A group other than the Montana Green Party has been attempting to qualify the party for the 2020 ballot in Montana – but it’s not clear who.
Club for Growth Action, the political arm of a conservative, free-market group that’s been active in Montana elections, filed paperwork last week to finance “an effort to qualify a minor political party for primary elections using a minor-party affiliation.”
But a spokesman for the group in Washington, D.C., told MTN News Thursday it had explored undertaking that effort for the Green Party and then decided against it.
“It is not an active project anymore,” said Joe Kildea, vice president of communications for Club for Growth.
Still, people gathering voter signatures to qualify the Green Party for the 2020 ballot have been seen in various Montana cities in the past week. Sources told MTN News that those signature-gathers may be part of an effort funded by someone other than Club for Growth.
One thing is clear, however: The Montana Green Party is not itself trying to get on the ballot, through any signature-gathering effort.
In a post on its Facebook site Wednesday, the Montana Green Party said people have been “falsely collecting information on behalf of the Green Party.”
“We are not collecting, nor have we hired or asked for volunteers to collect information this 2020 cycle,” the post said.
Montana Green Party officials could not be reached for comment.
Currently, only three parties are qualified to have candidates on the Montana ballot: Democrats, Republicans and Libertarians.
Additional parties can qualify if they submit at least 5,000 signatures of registered voters by the first week of March – which also happens to be just before the March 9 deadline for any 2020 candidates to file to run.
If someone other than the Green Party is trying to qualify it for the 2020 ballot, it wouldn’t be the first time that such an effort has been part of political subterfuge in Montana.
In 2018, a group called Advanced Micro Targeting paid signature-gatherers to qualify the Green Party for the ballot – but it was never revealed who hired the company.
The Montana Democratic Party, which believed that Green Party presence on the ballot might siphon away votes from Democrats in the general election, successfully filed suit in 2018 to remove the Greens from the ballot, by showing the effort hadn’t gathered enough valid signatures.

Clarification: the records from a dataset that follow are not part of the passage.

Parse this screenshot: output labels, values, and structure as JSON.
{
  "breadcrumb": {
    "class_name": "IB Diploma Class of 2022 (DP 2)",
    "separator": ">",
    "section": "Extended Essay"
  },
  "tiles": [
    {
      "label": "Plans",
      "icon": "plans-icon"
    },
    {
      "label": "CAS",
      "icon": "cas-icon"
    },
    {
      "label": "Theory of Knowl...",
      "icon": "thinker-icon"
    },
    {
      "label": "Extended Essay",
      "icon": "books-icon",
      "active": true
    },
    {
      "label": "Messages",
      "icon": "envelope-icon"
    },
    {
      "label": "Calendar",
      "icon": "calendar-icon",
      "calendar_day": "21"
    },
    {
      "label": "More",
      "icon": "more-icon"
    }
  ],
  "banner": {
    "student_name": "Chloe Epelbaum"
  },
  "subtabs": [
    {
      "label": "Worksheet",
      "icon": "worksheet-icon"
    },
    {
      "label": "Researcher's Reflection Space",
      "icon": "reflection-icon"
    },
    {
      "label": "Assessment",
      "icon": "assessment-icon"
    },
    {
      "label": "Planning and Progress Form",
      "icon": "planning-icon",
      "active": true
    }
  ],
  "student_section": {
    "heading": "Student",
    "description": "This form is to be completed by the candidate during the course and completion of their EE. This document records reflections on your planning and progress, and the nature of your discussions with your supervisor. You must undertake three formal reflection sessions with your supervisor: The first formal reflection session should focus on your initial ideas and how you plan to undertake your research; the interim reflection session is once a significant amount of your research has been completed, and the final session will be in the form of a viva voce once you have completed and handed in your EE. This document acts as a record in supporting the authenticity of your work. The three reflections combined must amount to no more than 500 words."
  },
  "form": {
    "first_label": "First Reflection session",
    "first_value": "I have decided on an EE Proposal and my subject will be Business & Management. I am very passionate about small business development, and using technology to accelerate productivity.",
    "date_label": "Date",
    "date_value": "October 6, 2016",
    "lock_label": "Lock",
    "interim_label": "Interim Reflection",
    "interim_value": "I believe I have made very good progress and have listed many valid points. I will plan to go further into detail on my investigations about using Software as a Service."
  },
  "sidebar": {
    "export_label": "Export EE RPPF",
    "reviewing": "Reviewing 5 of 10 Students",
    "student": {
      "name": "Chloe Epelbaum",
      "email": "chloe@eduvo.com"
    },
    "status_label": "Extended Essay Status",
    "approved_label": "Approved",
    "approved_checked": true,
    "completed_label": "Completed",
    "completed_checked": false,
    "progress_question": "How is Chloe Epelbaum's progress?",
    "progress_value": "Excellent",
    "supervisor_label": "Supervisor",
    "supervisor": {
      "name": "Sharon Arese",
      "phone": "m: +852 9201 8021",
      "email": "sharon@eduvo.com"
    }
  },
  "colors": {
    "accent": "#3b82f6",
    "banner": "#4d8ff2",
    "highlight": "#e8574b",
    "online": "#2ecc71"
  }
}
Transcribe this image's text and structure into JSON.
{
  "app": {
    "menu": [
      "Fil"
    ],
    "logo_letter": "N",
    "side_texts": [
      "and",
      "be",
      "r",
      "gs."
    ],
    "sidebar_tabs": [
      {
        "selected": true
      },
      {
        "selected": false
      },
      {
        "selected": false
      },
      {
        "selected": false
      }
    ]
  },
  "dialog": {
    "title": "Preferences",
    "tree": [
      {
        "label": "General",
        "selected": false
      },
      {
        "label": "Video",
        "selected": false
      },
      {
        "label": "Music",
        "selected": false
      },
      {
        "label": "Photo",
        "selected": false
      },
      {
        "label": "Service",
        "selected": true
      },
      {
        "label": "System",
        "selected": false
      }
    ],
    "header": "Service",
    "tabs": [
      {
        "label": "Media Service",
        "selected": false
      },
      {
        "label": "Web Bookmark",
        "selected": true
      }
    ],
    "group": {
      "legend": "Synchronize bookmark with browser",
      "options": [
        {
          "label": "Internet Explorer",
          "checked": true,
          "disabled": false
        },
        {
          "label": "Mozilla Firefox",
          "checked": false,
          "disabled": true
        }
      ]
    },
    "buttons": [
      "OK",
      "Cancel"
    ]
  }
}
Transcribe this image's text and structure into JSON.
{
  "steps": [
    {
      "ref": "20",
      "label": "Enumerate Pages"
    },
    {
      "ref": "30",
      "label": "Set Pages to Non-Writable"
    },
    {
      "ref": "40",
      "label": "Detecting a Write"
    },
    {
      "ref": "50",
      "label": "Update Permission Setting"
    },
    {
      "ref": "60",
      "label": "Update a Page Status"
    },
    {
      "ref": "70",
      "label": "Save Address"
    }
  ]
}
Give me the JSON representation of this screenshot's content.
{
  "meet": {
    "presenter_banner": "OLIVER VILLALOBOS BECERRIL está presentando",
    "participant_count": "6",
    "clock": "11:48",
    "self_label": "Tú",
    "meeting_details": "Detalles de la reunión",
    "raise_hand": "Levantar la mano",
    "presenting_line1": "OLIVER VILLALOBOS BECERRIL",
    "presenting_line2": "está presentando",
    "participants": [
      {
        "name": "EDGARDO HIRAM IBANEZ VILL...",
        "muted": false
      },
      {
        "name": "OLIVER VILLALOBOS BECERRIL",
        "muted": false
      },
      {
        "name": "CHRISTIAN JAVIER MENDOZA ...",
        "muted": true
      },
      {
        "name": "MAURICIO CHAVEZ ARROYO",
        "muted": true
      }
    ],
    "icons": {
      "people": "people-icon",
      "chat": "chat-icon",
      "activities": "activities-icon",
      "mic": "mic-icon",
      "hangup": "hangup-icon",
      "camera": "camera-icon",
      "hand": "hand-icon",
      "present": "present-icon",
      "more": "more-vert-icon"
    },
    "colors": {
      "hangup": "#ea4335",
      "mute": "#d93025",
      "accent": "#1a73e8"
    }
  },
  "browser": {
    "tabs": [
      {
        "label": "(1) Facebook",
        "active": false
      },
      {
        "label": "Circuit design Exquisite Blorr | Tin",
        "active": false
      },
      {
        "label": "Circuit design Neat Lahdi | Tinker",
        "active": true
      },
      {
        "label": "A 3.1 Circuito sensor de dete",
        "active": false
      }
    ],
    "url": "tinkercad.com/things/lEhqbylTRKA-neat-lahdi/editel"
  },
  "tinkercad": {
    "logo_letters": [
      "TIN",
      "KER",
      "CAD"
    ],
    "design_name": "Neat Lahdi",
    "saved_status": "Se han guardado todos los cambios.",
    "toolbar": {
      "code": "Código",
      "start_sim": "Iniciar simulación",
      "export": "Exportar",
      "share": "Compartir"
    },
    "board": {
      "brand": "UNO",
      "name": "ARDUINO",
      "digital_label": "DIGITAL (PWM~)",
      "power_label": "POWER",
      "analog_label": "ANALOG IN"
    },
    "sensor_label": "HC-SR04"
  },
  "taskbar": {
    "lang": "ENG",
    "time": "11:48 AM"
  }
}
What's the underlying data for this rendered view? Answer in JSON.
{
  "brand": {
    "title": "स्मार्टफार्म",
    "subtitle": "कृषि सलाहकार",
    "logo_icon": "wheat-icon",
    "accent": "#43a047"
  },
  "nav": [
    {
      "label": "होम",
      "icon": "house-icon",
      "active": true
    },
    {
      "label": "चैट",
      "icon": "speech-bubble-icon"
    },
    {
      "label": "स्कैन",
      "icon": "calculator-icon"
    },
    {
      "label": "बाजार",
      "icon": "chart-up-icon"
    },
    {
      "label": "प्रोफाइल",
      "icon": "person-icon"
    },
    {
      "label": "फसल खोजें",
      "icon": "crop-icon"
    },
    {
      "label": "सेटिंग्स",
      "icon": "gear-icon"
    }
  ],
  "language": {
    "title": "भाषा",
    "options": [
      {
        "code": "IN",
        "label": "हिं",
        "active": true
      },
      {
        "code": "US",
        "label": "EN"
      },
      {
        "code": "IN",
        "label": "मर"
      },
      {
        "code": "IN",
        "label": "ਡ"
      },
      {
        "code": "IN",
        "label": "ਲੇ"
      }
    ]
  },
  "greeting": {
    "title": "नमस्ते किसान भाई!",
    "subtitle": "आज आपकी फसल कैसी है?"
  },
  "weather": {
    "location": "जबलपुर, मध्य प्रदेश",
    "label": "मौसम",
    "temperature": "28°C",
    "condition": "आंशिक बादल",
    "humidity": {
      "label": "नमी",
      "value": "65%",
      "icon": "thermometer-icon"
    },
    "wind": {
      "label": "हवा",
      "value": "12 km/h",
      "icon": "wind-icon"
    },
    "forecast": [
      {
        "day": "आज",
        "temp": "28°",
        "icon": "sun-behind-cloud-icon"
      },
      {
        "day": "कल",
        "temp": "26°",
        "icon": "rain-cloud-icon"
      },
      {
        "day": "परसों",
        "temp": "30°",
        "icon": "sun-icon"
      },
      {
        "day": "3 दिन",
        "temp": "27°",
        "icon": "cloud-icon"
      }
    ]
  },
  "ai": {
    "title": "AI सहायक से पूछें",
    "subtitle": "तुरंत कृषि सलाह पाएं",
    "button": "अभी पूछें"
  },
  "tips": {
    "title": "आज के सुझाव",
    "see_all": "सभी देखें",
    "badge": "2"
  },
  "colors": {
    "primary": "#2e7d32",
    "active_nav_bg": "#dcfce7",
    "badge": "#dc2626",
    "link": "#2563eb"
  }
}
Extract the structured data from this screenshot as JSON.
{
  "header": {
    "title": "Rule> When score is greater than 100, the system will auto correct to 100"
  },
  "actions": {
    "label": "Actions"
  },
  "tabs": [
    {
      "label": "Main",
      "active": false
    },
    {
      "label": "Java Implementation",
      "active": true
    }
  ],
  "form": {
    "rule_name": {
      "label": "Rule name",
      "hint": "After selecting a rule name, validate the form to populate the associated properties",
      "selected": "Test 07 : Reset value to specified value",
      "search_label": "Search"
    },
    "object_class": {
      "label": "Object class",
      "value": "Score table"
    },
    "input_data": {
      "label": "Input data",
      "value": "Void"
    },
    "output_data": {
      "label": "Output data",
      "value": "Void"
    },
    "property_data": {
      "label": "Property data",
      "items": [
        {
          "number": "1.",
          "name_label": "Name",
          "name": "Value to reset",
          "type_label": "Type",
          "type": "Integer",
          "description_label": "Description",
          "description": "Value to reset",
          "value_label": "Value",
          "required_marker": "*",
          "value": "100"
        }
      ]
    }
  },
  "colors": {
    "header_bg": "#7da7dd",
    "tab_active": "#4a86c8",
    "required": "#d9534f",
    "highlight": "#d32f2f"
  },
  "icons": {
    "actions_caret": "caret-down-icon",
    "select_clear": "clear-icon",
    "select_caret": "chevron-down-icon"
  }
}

A spokesman for the Democratic Party told MTN News Thursday that one of its staffers spoke this week to a signature-gatherer in Helena -- and that the person, who was attempting to place the Green Party on the ballot, said they had been hired by Advanced Micro Targeting.
Club for Growth has been active in Montana this cycle assisting Republican U.S. House candidate Matt Rosendale – one of six Republicans people running for the state’s open House seat. Through last year, it has routed individual campaign donations to Rosendale totaling $227,000.